Meredith was pulling the bobby pins out of her head-off came the wig. Meredith’s real hair was matted underneath, and she shook it out.
“I can’t believe I’m going to dive,” she said. “Will I remember how?”
“Isn’t it like riding a bike?” Connie asked. She drank some more, and a feeling of well-being settled over her. Her arms tingled; there was a golden glow in her chest.
“I guess we’ll see,” Meredith said. She shed her cover-up and climbed onto the board. She walked to the end, then walked back. She gave it a few test bounces. Then, she composed herself at the back of the board, and, like a gymnast, she took one, two, three choreographed steps, bounced impossibly high, and folded her body into a perfectly straight up-and-down front dive. It was a thing of beauty. Connie blinked. She had gone to all of Meredith’s home meets in high school, and what struck her watching Meredith dive now was the time warp.
Dan whistled and clapped and shouted. Meredith surfaced, her hair wet and slick, and swam easily over to the ladder on the side of the boat.
Meredith said, “Just like riding a bike.”
Connie said, “Do another one. Do something fancy. Really show him.” She remembered Meredith once telling a reporter from the Main Line Times that a simple front dive or a reverse dive was the hardest to execute because her body wanted to flip and twist. Her body, she said, craved degree of difficulty.
Meredith climbed back up onto the board. She did a front one and a half pike. Her pike wasn’t as tight as it had been in high school, but that was to be expected.
Dan grabbed a towel and sat next to Connie. “Man,” he said. “Did you see that?”
“I told you,” Connie said. She drank her wine. She had two inches or so left in her cup. Another glass like that and she’d be ready for some food.
Meredith climbed back up onto the board. She walked out to the end with regal bearing and turned around.
Back dive. Her entry was perfect, her toes pointed, though she didn’t get the height she’d gotten in high school. God, Connie could remember the way Meredith had seemed to float in the air, the way she had seemed to fly.
“Do another one!” Connie said.
“I don’t know,” Meredith said. She mounted the board and did a backflip with a half twist.
Dan put his fingers in his mouth and whistled.
Connie said, “That was too easy!” Connie remembered Meredith stretching on the blue mats that the coaches laid out alongside the diving well. Meredith could put her face flush to her knees, her arms wrapped around her thighs. It hurt now just thinking about it.
Meredith did a simple inward dive. Then a reverse dive. Then, without any warning, she approached the end of the board and whipped into a front two and a half somersault, tuck. Dan hooted, and Connie wondered if she should feel jealous. She had been an aggressive field-hockey player in high school, but that didn’t inspire this kind of admiration. Connie touched Dan’s shoulder, to remind him that she was still there. “Are you ready for that beer?”

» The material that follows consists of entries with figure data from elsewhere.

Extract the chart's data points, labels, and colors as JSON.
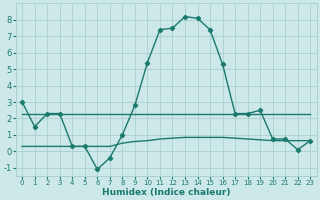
{
  "x": [
    0,
    1,
    2,
    3,
    4,
    5,
    6,
    7,
    8,
    9,
    10,
    11,
    12,
    13,
    14,
    15,
    16,
    17,
    18,
    19,
    20,
    21,
    22,
    23
  ],
  "line1": [
    3.0,
    1.5,
    2.3,
    2.3,
    0.3,
    0.3,
    -1.1,
    -0.4,
    1.0,
    2.8,
    5.4,
    7.4,
    7.5,
    8.2,
    8.1,
    7.4,
    5.3,
    2.3,
    2.3,
    2.5,
    0.75,
    0.75,
    0.1,
    0.65
  ],
  "line2": [
    2.25,
    2.25,
    2.25,
    2.25,
    2.25,
    2.25,
    2.25,
    2.25,
    2.25,
    2.25,
    2.25,
    2.25,
    2.25,
    2.25,
    2.25,
    2.25,
    2.25,
    2.25,
    2.25,
    2.25,
    2.25,
    2.25,
    2.25,
    2.25
  ],
  "line3": [
    0.3,
    0.3,
    0.3,
    0.3,
    0.3,
    0.3,
    0.3,
    0.3,
    0.5,
    0.6,
    0.65,
    0.75,
    0.8,
    0.85,
    0.85,
    0.85,
    0.85,
    0.8,
    0.75,
    0.7,
    0.65,
    0.65,
    0.65,
    0.65
  ],
  "line_color": "#1a7a6e",
  "bg_color": "#cce8e8",
  "grid_color": "#aacfcf",
  "xlabel": "Humidex (Indice chaleur)",
  "xlim": [
    -0.5,
    23.5
  ],
  "ylim": [
    -1.5,
    9.0
  ],
  "yticks": [
    -1,
    0,
    1,
    2,
    3,
    4,
    5,
    6,
    7,
    8
  ],
  "xticks": [
    0,
    1,
    2,
    3,
    4,
    5,
    6,
    7,
    8,
    9,
    10,
    11,
    12,
    13,
    14,
    15,
    16,
    17,
    18,
    19,
    20,
    21,
    22,
    23
  ],
  "marker": "D",
  "markersize": 2.2,
  "linewidth": 1.0
}
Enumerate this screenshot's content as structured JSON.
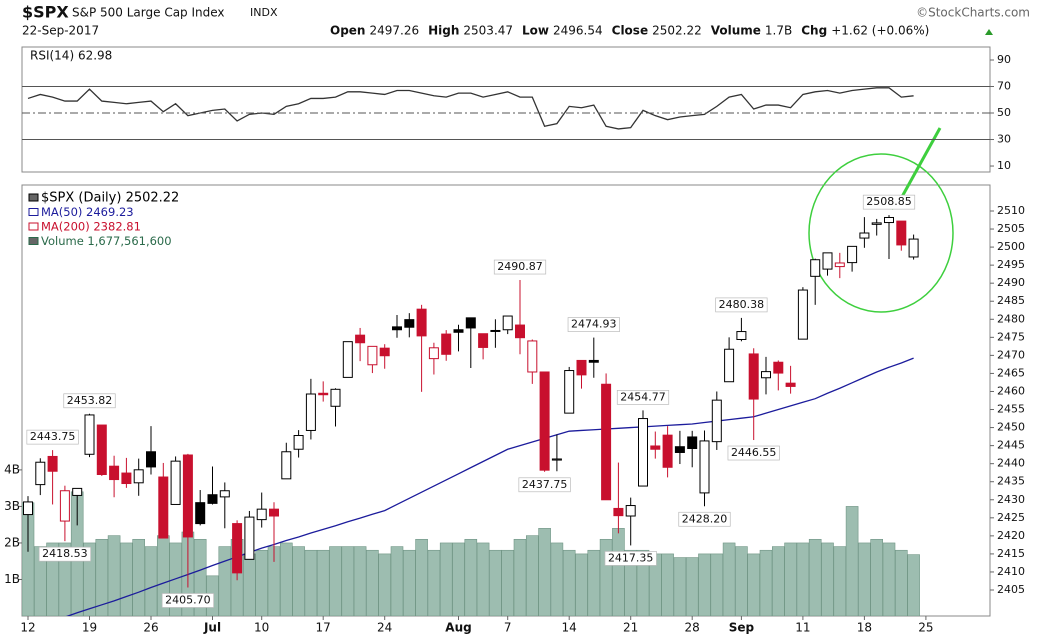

He said, “Aren’t you going to try?”
She filled her cup with wine-glug, glug, glug-and didn’t quite catch his meaning. Meredith executed something else; Connie only looked up in time to see Meredith’s legs enter the water. The key to a good entry was as little splash as possible.
Connie said, “Excuse me?” She corked the wine and stuck it back in the cooler.
“Aren’t you going to take a turn on the board?” Dan asked.
“Oh,” Connie said. “I don’t dive like that.”
“Come on,” Meredith said. “The water’s nice.”
“Come on,” Dan said, standing up. He climbed onto the board. “You must be hot.”
She was kind of hot, yes, but she didn’t like being pressured into things. And she still found the water too cold for swimming. But now if she said no, she would seem prissy and high maintenance or, worse, she would seem old. She would jump off the board once, she decided, and then she would drink that wine.